From farm to fork, the drought has its grip on all sectors of the food and agriculture industry

Published on: Nov 30, 2012

Agriculture and food industry experts agree that the drought has been a key driver behind changes on the farm, restaurant and retail food front.

In a presentation Thursday sponsored by Corn & Soybean Digest, Corinne Alexander, Purdue University agricultural economist, explained that the drought caused the lowest corn yields since 1995, playing havoc with livestock and commodity markets.

"We've got total supply around 11.8 billion bushels, substantially less grain available than what had been available in previous years," Alexander said. "So at that point, we're in a situation where all users of corn have to ration their usage."

Alexander said such reductions in usage have an impact on all users of corn, including non-feed and fuel, as well as livestock.

From farm to fork, the drought has its grip on all sectors of the food and agriculture industry
From farm to fork, the drought has its grip on all sectors of the food and agriculture industry

"The livestock industry will have to reduce their corn usage by 10%," Alexander said, noting that the hog industry has been particularly responsive through 3% herd thinning and a focus on feed efficiency.

"What that means is come early next summer, we will have less pork available, and therefore higher prices," Alexander said. "But by the second or third quarter 2013, we're expecting the hog prices would have increased enough so that [producers] would be back in a break-even situation."

The silver lining for the livestock industry, Alexander said, is that next fall when corn yields start returning to normal and prices drop, producers will have a good opportunity to snap up falling corn prices and return to profitability.

Of poultry, pork and beef, Alexander expects chicken prices to decrease by late 2013, mostly due to the shorter period of time to grow a chicken to market weight.

Beef, however, which takes nearly three years to raise and market, won't see a reduction in price until 2013, Anderson says.

The impact of corn prices is also weighing heavy on the foodservice and retailing sectors, as consumers begin to notice higher prices – especially for beef – creeping into supermarkets and restaurants next year.

Andy Harig, director of government relations for the Food Marketing Institute, pointed out that consumers have already made changes to shopping habits to counteract impacts from the 2008 recession, and will likely make more changes in response to higher food prices.

"We can see that consumers have already made a number of changes in their food-buying habits to respond to the recession – we see this even at high-income levels," Harig said. "We expect a lot of these changes are going to be permanent."

Harig expects consumers to react similarly to drought-driven higher prices, by substituting cheaper proteins such as chicken for more expensive proteins.

Retailers are working to adapt to food price increases, too.
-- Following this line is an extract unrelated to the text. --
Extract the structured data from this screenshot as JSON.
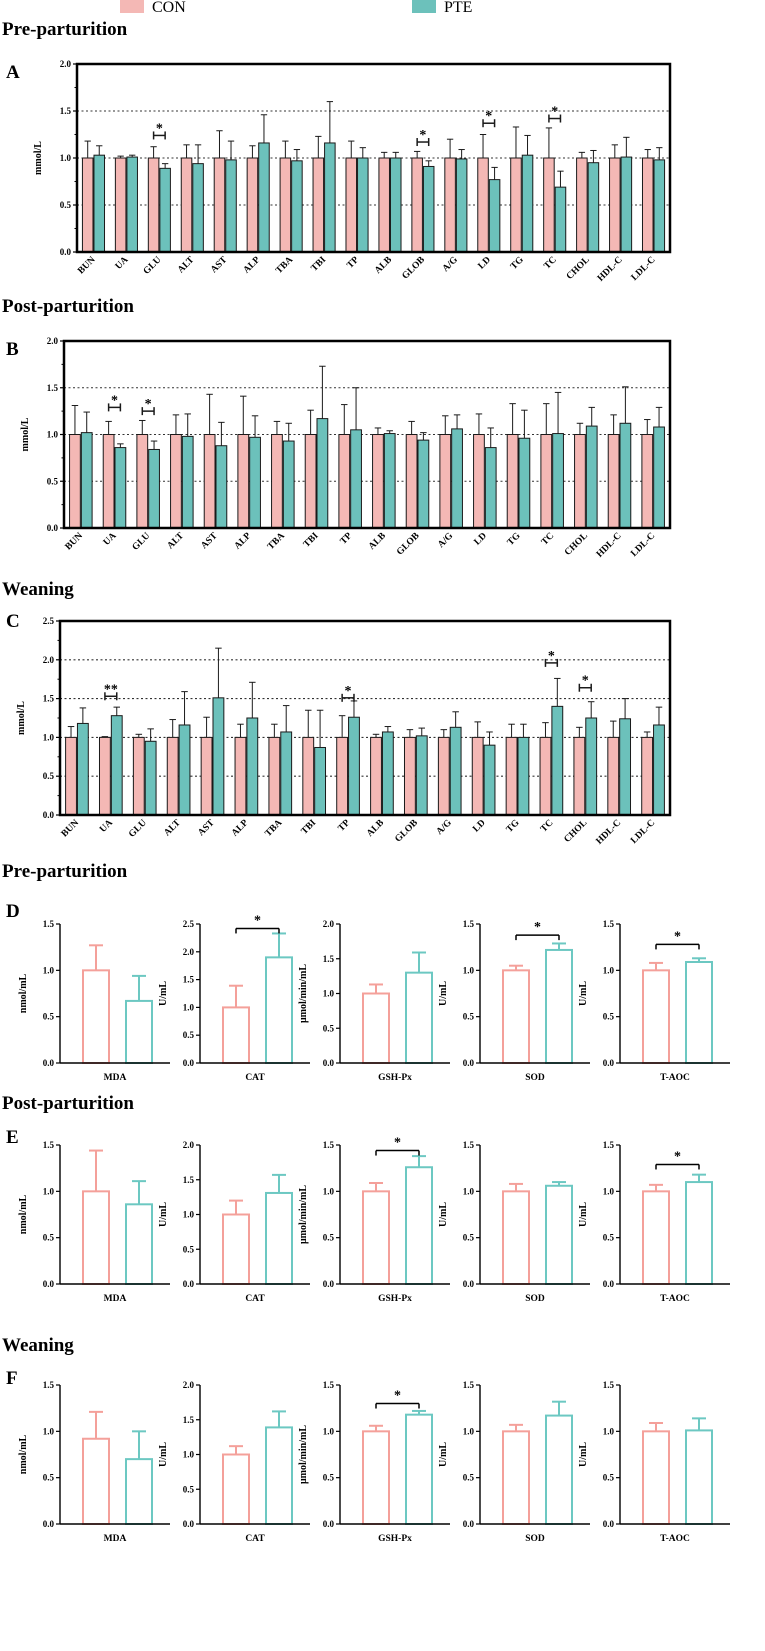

Some grocery stores have already "locked-in" prices on staple items, allowing them to budget. Price deals and coupons have also been used as a tool to keep customers coming through the door.

"There are efforts underway to make this a smoother, more efficient process, but to some extent it's difficult for people to not feel the impact of this," Harig said.
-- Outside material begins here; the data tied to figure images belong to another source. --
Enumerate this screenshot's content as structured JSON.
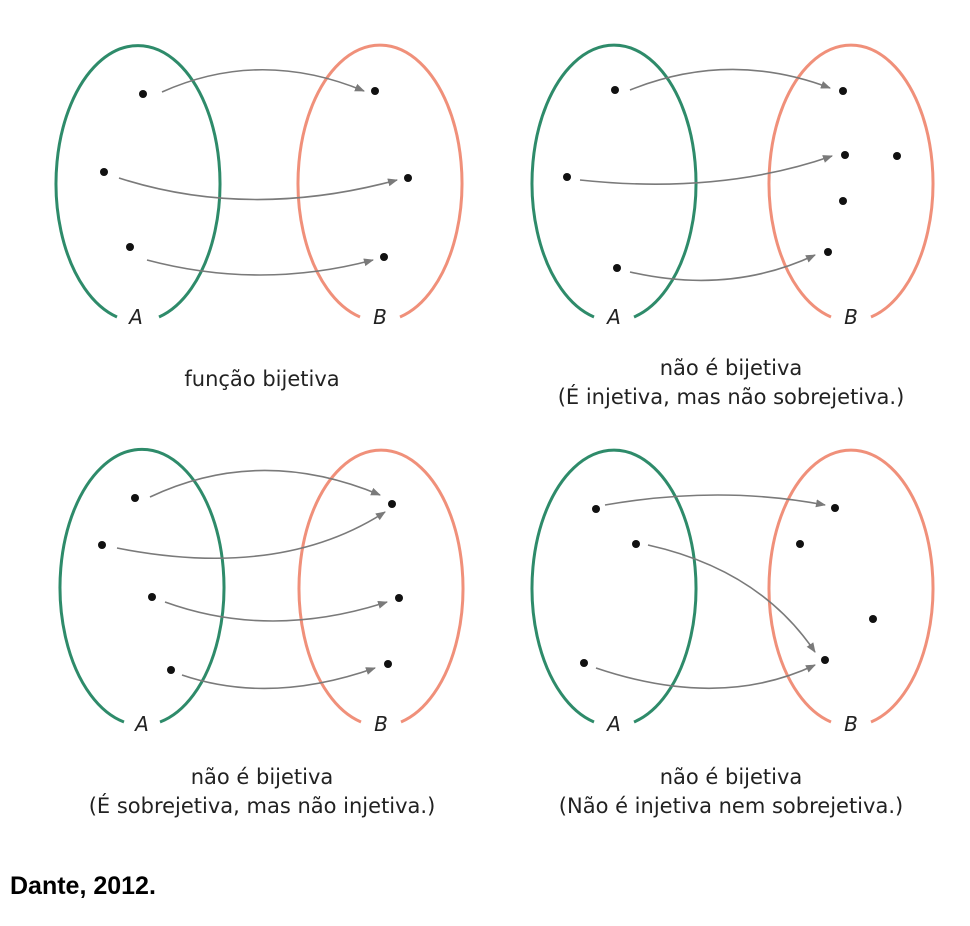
{
  "panels": [
    {
      "set_a_label": "A",
      "set_b_label": "B",
      "caption_line1": "função bijetiva",
      "caption_line2": ""
    },
    {
      "set_a_label": "A",
      "set_b_label": "B",
      "caption_line1": "não é bijetiva",
      "caption_line2": "(É injetiva, mas não sobrejetiva.)"
    },
    {
      "set_a_label": "A",
      "set_b_label": "B",
      "caption_line1": "não é bijetiva",
      "caption_line2": "(É sobrejetiva, mas não injetiva.)"
    },
    {
      "set_a_label": "A",
      "set_b_label": "B",
      "caption_line1": "não é bijetiva",
      "caption_line2": "(Não é injetiva nem sobrejetiva.)"
    }
  ],
  "source": "Dante, 2012.",
  "colors": {
    "set_a": "#2e8b6a",
    "set_b": "#f0907a",
    "arrow": "#7a7a7a",
    "dot": "#111111"
  }
}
Just as consumers may buy less of more expensive proteins, restaurants may, too. John Barone, president of Market Vision, Inc., explained that changes in the beef industry – including decreased use of lean finely textured beef – have presented hurdles for restaurants.

"The fact that most retailers and chain restaurant companies stopped using LFTB means that we have lost the ability to convert 50s fat trimmings, which are very plentiful, into 90s lean trimmings which are very scarce in the U.S.," Barone said, boosting prices for 90s.

"Beef represents the biggest challenge for food service operators for at least the next two years," Barone added.

Restaurants will likely respond to the higher beef prices by putting a larger emphasis on dishes made with chicken. While poultry slaughter has been declining, breast meat is still plentiful due to the average bird size.

Bottom line, Barone said, there are many wild cards that could affect restaurant performance beyond the drought, but contracting ahead for some goods may improve restaurant basis.